When I was a kid, there was a rumour at my primary school about a guy in a white van. The urban legend had it that this guy lured children into his vehicle and then drove off with them, the kids never to be seen again. As far as I know, this mysterious white van man never existed, he lived only in our collective, juvenile imaginations, a place where danger lurked in every removal lorry and FedEx van. But fast forward to 2016, and there’s a very real, altogether more sinister, presence prowling our streets.
James Corden is hated by everyone except Americans. This is a known fact. This is why he lives in America now, among people who do not hate him, and actually laud him for being an egomaniac loudmouth, a buffoonish but harmless clown who tells jokes about accidentally seeing his mom naked and eating lots of Domino’s pizza. James Corden is like a huge airbed that your dad spent half the afternoon blowing up, and now it’s full of hot, fetid dad breath that you later have to squeeze out before you can cram it back in the box. But you don’t have to squeeze the hot air out of James Corden – he blows it straight into your face, whooping with laughter, flailing his arms, panting and grinning, his eyes wild with joy at the joke he just told about a fart or something.
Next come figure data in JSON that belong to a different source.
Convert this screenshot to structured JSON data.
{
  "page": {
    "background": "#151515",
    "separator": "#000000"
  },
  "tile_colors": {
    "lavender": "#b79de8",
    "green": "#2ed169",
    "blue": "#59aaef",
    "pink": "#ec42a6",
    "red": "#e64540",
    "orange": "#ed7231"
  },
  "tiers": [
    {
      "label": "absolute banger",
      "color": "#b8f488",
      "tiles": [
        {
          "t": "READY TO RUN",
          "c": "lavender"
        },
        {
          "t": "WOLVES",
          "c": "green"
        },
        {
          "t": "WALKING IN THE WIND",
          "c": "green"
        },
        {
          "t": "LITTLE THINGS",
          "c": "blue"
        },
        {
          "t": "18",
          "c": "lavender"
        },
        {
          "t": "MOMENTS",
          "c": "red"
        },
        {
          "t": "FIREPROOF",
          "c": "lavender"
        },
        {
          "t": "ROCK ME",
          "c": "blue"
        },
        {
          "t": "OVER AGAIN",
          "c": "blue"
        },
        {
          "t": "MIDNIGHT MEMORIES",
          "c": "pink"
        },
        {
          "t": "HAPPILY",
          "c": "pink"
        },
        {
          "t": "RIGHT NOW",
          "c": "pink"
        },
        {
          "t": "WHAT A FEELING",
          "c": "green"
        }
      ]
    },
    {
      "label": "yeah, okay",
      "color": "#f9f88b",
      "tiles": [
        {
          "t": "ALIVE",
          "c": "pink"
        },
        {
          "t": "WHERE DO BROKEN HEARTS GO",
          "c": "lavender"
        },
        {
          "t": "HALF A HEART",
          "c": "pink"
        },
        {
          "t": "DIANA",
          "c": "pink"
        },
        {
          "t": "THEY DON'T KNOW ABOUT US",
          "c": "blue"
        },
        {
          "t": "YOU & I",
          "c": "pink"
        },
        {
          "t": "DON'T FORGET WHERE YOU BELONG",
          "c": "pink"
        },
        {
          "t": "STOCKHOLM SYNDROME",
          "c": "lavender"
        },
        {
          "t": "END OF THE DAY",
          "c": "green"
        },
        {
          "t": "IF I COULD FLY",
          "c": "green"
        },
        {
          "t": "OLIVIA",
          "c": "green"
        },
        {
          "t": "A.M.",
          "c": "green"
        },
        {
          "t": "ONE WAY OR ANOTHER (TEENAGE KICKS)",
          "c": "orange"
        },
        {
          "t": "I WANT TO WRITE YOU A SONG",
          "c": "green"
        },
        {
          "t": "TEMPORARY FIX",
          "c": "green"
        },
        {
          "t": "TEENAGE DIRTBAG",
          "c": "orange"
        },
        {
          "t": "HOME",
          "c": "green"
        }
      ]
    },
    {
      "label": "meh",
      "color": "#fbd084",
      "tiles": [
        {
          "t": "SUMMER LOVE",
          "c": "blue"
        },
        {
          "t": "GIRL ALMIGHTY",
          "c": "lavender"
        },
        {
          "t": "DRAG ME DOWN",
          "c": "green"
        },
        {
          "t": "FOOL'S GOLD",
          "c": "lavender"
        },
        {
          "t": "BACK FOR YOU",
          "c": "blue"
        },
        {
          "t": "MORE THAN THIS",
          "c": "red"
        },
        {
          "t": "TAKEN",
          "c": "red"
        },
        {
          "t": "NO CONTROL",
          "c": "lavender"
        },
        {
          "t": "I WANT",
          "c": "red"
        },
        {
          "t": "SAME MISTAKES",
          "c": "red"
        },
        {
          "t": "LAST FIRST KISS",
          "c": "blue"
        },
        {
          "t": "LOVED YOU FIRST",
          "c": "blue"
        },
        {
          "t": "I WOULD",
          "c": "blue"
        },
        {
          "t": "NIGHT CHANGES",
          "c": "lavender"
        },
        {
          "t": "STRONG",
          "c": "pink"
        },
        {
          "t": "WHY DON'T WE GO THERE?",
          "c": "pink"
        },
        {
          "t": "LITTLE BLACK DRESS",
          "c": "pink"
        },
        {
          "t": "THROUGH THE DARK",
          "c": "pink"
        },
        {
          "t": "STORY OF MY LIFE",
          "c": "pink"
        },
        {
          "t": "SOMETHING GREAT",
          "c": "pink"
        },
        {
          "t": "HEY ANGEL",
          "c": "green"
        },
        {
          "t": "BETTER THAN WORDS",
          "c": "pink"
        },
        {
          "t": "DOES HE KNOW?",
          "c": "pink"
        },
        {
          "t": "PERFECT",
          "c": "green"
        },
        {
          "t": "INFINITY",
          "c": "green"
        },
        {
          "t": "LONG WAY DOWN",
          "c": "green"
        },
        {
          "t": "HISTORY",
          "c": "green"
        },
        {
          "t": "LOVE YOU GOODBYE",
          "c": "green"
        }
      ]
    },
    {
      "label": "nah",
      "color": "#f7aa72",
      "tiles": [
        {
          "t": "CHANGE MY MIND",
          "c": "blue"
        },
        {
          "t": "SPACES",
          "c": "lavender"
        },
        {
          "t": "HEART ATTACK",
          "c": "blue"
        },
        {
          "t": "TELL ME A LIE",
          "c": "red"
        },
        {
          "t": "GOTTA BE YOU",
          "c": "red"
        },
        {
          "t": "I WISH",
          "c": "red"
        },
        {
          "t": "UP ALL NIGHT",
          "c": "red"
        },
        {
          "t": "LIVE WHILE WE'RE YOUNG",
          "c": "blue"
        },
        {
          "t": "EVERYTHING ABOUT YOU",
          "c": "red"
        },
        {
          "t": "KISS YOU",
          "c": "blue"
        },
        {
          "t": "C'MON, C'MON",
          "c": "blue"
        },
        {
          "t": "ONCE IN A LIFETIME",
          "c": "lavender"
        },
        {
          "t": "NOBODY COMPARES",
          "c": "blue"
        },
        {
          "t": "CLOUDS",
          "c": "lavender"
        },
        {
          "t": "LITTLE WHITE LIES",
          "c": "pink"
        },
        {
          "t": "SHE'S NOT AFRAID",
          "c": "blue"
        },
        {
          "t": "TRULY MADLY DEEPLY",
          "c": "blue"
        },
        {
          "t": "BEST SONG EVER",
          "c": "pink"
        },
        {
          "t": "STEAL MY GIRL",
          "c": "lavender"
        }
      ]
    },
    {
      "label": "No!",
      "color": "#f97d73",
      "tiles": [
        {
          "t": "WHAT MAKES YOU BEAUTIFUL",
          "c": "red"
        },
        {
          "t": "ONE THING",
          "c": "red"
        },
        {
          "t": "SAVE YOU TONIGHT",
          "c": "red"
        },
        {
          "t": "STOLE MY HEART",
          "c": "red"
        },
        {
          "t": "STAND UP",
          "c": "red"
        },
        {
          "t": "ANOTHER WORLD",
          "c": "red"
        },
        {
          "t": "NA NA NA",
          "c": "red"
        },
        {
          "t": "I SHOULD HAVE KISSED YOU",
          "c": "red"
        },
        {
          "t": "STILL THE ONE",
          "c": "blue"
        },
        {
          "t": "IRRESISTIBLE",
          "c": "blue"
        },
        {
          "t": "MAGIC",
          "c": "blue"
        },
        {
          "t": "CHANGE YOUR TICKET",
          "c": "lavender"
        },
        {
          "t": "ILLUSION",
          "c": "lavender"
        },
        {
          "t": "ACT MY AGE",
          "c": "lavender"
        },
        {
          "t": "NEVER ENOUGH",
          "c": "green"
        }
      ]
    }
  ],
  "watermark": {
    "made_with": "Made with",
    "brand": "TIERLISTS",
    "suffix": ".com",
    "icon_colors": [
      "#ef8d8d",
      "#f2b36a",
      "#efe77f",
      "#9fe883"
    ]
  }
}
The problem is that James Corden does not stay in his lane (a lane that should have careened off a bridge at the series finale of Gavin and Stacey by the way) but somehow, God only knows how, convinces big time pop stars to joyride with him in his hugely popular Carpool Karaoke series. In many ways, he is not that different from the mythical white van man, the only difference is that instead of kids, he targets pop stars, and instead of Freddo bars and sherbet, the lure is millions of YouTube hits – an irresistible carrot to dangle in front of the modern day pop star donkey.
But it’s time this madness ended. While Carpool Karaoke isn’t a bad format in itself, James Corden is a bad host. Like really bad. And someone needs to have a word. It’s already too late for so many – Corden recently claimed Madonna as his latest victim – meaning there are very few A-list megastar musicians left who have not been suckered in by Corden’s inoffensive brand of talking loudly. Please, Rihanna and Beyoncé, do not get into a car with the bloke from Lesbian Vampire Killers.
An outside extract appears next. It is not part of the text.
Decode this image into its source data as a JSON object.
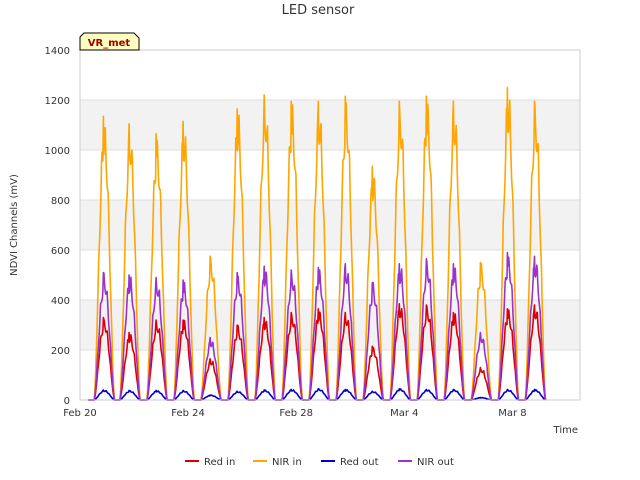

James Corden has little to no interest in his guests. Everything he says is a set-up for one of his own jokes, from asking Britney Spears about her stage outfits to talking to Adele about album titles. What’s particularly infuriating is that when his guests open up and say something interesting (Adele revealed her next album will be self-titled and Britney said she didn’t believe in marriage any more!!!), Corden is so focused on shoehorning in a joke, he completely ignores anything his passenger is saying. They are merely there as catalysts for childish gags and visual jokes that normally involve Corden in some state of undress, just props in his boring, boorish pantomime.
The whole ordeal is always worse for female pop stars. Corden delights in asking about their love lives, from grilling Madonna on her relationship with Michael Jackson to questioning a clearly uncomfortable Jennifer Lopez about the ages of her lovers. Time and time again, he subjects enormously successful women to garbage questions about sex and relationships, ignoring the huge achievements they have made in their careers.
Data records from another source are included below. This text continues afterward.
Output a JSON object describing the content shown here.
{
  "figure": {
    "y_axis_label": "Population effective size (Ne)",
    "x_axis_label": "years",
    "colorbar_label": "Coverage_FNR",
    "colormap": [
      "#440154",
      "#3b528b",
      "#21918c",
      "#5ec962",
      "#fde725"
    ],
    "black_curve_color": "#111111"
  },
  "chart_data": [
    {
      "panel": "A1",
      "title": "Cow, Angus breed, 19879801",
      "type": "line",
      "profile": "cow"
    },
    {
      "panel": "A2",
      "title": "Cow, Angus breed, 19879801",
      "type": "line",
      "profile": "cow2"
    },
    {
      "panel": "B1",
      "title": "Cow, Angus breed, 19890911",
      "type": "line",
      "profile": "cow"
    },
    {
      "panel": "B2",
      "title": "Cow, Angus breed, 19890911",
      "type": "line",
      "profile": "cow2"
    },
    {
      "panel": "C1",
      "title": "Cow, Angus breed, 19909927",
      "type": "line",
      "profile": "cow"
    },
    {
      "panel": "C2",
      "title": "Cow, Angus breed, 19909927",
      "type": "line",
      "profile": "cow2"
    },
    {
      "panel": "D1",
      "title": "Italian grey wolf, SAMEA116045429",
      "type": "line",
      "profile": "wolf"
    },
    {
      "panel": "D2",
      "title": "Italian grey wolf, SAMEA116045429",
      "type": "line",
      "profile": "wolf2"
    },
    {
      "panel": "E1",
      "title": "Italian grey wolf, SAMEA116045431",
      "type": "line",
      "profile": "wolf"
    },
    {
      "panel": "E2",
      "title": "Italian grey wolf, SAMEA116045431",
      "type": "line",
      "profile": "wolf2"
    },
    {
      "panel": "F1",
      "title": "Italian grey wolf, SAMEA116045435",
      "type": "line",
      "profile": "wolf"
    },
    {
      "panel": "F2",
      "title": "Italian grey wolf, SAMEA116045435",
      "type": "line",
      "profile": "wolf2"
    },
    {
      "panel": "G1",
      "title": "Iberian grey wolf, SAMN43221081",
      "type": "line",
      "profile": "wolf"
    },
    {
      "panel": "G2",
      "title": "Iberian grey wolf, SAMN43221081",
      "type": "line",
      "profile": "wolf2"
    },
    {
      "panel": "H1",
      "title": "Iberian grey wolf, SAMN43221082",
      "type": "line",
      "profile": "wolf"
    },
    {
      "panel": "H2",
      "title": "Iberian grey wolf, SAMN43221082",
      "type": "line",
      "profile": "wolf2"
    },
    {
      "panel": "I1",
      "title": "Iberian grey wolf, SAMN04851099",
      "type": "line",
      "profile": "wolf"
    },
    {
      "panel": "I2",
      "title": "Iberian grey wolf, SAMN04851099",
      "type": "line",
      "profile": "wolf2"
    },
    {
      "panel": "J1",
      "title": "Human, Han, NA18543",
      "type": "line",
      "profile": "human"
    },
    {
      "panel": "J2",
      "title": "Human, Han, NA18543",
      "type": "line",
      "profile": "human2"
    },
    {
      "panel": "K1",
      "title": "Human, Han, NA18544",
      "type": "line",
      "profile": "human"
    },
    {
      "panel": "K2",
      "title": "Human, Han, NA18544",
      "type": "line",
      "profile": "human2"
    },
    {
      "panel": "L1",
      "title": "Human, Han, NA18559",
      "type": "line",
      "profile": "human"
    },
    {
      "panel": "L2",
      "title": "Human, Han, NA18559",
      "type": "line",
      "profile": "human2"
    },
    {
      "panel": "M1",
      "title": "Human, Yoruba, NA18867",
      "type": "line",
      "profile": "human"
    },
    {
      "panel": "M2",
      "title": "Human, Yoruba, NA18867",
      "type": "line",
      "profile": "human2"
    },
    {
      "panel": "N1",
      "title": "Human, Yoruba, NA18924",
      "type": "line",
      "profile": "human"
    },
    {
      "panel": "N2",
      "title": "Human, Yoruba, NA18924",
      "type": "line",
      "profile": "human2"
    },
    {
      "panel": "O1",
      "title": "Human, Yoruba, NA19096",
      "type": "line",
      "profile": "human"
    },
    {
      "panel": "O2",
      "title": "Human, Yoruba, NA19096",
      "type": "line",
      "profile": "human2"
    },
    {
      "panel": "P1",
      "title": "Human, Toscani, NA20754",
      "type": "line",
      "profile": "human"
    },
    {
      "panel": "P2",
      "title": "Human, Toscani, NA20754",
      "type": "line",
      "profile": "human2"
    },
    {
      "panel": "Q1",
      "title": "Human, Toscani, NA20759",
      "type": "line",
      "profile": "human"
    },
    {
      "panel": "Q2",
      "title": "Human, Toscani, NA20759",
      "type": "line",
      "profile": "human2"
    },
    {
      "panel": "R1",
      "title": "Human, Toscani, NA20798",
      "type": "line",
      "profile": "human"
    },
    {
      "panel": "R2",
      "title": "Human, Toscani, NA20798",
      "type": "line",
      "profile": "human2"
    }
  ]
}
And then there’s the singing. Like a whoopee cushion being slowly crushed beneath the weight of your most rotund uncle after an especially large roast dinner, Corden harrumphs and wheezes over his guests, making them fight to be heard over his bellowing. While some, like Lady Gaga and Sia, have the vocal power to compete with this, many don’t. The most infuriating example is Britney Spears, a musician who so rarely sings in public that hearing her do so is a monumental event for even a casual fan. And yet there she is, in a car, actually singing – not loads, it’s true, but enough – actually doing some lyrics in tune, live, actually from her actual mouth. But this was barely audible over Corden’s windbagging, drowning her out almost entirely.
It takes a serious ego to outshine Corden’s. So far, very few have managed to detract enough attention from his screen-grabbing to actually do anything memorable – Madonna had to resort to practically climbing out of the moving car’s window just to compete with the host’s egomania. But the point is, pop stars shouldn’t have to. With some of the biggest names in the world in the front seat of his car, Corden should be falling over himself to ask engaging questions, keeping the spotlight firmly on his guests and allowing them time and space to talk and entertain. Sadly, his interest in camera-hogging and playing the clown makes Carpool Karaoke little more than an exercise in excruciating vanity – and shouldn’t we be leaving that to the pop stars?